Judge: Elaine W. Mandel, Case: 19STCV36319, Date: 2023-07-21 Tentative Ruling



Case Number: 19STCV36319    Hearing Date: September 20, 2023    Dept: P

Tentative Ruling

D.E. v. Regents of the University of California, Case No. 19STCV36319

Hearing Date September 20, 2023  

Defendant Regents’ Motion to Compel Further Responses to Deposition Questions; Regents’ Motion to Quash PMQ Deposition Notice

 

Plaintiff D.E., a UCLA graduate student, alleges defendant Regents discriminated against her based on her disabilities, which include ADHD and migraines, by failing to provide reasonable accommodations. Defendant D.E. alleged she saw a physician for anxiety and other symptoms caused by the Regents’ discrimination. The Regents allege that during her deposition D.E. refused to identify the physician she saw for her anxiety and mental/emotional distress and refused to answer about whether she had treatment for these symptoms before attending UCLA. The Regents move to compel answers to those deposition questions.

 

A  patient has the constitutional and statutory right to refuse to disclose communications with a psychotherapist. Cal. Evid. Code §1014. A party claiming mental and emotional distress damages places their emotional state in controversy, making it subject to discovery. Vinson v. Superior Court (1987) 43 Cal.3d 833, 839. A plaintiff does not  ipso facto put their mental condition at issue by seeking damages for pain and suffering in a personal injury action. Davis v. Superior Court (1992) 7 Cal.App.4th 1008, 1016.

 

D.E.’s first amended complaint alleges “severe emotional distress,” “anguish, pain, humiliation, indignity,” includes a cause of action for intentional infliction of emotional distress, and seeks damages for “physical, mental, and emotional distress.” ¶¶39, 113, 126, 139, 147 and 171.

 

Regents cite Vinson, arguing that, via these allegations, D.E. put her mental and emotional state at issue. D.E. cites Davis, arguing she did not waive her §1014 privilege merely by seeking damages for pain and suffering. Davis is distinguishable; there the court rejected defendant’s argument that plaintiff put their mental state at issue merely by filing a personal injury claim seeking general damages related to pain and suffering.

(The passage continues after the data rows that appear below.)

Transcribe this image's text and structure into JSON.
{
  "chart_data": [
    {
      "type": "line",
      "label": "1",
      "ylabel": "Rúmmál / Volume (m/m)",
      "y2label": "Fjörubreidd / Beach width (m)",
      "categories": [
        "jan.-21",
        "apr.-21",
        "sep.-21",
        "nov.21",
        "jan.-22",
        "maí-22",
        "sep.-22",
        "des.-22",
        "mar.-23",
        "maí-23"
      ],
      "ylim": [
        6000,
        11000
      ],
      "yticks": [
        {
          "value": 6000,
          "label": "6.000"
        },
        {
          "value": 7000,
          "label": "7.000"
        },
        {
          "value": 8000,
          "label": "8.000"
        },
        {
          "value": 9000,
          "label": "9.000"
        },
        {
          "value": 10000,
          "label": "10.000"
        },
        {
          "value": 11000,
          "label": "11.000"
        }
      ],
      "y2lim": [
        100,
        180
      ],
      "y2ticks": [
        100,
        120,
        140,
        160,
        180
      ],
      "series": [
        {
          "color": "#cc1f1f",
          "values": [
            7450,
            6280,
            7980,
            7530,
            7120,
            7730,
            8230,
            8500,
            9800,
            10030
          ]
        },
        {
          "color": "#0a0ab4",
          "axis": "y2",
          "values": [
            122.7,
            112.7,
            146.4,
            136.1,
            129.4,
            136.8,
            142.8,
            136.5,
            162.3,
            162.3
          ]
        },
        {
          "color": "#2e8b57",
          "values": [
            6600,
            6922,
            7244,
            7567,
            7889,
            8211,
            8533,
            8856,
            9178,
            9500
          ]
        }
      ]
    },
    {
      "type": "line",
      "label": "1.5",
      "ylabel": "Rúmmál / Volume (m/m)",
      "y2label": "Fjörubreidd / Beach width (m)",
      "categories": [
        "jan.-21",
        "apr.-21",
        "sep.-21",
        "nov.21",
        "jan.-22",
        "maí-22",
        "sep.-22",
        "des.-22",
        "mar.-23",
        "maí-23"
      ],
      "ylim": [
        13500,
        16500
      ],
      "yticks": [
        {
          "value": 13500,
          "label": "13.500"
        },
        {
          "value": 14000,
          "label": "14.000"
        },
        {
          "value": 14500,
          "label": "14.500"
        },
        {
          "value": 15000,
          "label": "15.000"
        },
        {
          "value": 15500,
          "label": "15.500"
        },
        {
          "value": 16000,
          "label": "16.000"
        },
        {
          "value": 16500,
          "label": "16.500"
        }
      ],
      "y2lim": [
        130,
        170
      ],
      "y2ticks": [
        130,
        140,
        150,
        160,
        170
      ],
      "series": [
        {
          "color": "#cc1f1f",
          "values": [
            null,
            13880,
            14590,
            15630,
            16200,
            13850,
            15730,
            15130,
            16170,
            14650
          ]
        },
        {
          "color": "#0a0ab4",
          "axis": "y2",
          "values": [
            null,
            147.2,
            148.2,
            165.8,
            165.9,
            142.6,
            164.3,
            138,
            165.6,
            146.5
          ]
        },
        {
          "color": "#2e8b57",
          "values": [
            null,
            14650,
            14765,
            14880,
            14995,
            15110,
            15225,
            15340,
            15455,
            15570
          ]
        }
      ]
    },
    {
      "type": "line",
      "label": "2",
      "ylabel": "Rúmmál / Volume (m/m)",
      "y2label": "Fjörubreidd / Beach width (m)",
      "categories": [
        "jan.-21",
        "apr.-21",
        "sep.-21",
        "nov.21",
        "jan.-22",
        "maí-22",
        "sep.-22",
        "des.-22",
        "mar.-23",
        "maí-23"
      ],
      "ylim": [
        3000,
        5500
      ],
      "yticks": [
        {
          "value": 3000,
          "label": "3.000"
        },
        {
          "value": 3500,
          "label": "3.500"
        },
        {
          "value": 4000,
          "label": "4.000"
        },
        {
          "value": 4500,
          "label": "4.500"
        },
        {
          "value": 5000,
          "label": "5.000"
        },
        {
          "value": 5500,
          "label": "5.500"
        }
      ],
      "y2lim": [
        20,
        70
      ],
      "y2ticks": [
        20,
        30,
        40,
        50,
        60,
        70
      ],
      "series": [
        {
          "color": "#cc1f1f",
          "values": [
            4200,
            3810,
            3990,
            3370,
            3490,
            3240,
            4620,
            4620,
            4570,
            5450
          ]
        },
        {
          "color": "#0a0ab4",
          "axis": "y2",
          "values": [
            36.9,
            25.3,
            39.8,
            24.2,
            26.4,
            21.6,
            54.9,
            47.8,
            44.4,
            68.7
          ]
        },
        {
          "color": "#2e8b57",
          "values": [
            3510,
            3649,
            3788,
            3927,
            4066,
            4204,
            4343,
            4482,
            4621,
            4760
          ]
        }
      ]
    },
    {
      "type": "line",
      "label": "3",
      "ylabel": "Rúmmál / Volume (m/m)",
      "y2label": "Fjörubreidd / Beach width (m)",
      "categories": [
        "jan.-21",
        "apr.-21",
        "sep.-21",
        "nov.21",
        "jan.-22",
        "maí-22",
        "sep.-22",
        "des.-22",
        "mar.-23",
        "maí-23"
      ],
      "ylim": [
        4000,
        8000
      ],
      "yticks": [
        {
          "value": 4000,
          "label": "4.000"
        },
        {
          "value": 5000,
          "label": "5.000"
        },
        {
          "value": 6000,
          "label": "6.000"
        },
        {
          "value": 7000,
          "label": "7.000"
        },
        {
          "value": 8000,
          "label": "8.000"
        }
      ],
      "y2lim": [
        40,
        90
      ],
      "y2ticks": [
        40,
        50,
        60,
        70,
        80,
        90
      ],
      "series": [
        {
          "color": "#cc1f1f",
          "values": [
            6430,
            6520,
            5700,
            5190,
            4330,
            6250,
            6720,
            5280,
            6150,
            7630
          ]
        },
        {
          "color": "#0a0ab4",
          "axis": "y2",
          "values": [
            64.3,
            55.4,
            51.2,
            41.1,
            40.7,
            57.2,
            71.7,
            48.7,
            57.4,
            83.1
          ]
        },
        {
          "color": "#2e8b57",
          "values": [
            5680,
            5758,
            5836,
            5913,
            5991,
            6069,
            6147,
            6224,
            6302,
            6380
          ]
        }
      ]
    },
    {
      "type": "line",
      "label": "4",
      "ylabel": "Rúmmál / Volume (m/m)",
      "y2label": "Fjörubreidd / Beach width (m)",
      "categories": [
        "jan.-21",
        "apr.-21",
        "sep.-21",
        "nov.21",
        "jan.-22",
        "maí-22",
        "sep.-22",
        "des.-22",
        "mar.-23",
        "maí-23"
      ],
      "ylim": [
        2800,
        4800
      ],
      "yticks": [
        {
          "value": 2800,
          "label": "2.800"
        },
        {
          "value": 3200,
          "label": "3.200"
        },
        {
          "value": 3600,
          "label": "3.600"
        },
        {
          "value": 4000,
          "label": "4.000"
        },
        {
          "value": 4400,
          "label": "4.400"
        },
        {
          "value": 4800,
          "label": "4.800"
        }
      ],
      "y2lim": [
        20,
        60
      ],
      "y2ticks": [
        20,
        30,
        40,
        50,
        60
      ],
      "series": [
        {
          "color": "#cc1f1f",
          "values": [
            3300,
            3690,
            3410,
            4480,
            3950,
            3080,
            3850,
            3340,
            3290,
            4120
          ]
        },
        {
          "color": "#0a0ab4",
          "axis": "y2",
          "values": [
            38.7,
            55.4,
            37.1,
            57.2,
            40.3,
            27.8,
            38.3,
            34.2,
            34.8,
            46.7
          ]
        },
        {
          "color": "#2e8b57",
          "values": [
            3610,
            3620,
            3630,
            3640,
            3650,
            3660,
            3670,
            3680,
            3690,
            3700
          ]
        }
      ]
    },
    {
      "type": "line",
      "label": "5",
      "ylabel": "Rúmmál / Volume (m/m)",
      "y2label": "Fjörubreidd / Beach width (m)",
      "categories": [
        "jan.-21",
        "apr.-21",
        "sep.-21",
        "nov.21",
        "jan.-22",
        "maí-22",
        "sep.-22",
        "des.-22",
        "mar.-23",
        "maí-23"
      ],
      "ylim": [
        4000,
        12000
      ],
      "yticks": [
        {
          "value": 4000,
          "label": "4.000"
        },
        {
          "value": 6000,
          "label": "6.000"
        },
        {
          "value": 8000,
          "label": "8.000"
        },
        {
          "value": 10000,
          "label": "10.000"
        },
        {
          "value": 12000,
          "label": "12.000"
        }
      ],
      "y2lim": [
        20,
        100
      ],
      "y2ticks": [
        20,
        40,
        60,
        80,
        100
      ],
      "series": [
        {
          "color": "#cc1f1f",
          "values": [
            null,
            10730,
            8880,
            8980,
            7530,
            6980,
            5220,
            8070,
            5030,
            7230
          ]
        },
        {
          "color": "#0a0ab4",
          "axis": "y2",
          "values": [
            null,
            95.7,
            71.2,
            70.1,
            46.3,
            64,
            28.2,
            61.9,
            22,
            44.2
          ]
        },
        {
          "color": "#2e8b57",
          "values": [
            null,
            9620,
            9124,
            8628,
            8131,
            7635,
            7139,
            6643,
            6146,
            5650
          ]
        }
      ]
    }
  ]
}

D.E., unlike plaintiff Davis, seeks specific damages for “emotional distress,” and “humiliation.”

 

Davis acknowledged that when plaintiff’s pleading clearly places a mental condition at issue, the §1014 psychotherapist/patient privilege is waived. Davis, supra, 7 Cal. App.4th at 1017. This aligns with Vinson. D.E. explicitly seeks damages for mental and emotional harm. Under both Davis and Vinson, she has put her mental condition at issue and waived her §1014 privilege. GRANTED.

 

Regents’ Motion to Quash PMQ Deposition Subpoena

The Regents move to quash 43 categories of requests from D.E.’s PMQ notice on the grounds that they seek information related to how the University’s policies affect students other than D.E. The Regents argue these requests are only relevant to a hypothetical disparate impact claim, which is not pleaded in D.E.’s first amended complaint.

 

Disparate treatment and disparate impact claims are different theories of liability which must be specifically alleged. Rosenfeld v. Abraham Joshua Heschel Day School, Inc. (2014) 226 Cal.App.4th 886, 889.

 

D.E. does not allege disparate impact; the FAC alleges disparate treatment, claiming D.E. was harmed by the Regents’ intentional discrimination, retaliation and failure to provide accommodations. FAC ¶110, 120-125, 131-137, 143-146. No portion of the FAC alleges a facially neutral policy that disproportionately impacts disabled individuals. Therefore, discovery will not be permitted to the extent that it is only relevant to a disparate impact claim.

 

In opposition, D.E. argues evidence of disparate impact may be probative of her disparate treatment claim. The court agrees. Although disparate impact is not pleaded in the FAC, California courts acknowledged evidence of disparate impact “may be probative of intentional discrimination[.]” Koebke v. Bernardo Heights Country Club (2005) 36 Cal.4th 824, 854.

 

D.E. seeks evidence related to the impact of the Regents’ policies on other disabled students, which could bolster D.E.’s claim that she was also injured by the same policies. Given the wide scope of permitted discovery, D.E. may seek evidence related to disparate impact. Such evidence will only be admissible to the extent it may support D.E.’s disparate treatment claim, not to support an unpleaded claim for disparate impact. DENIED.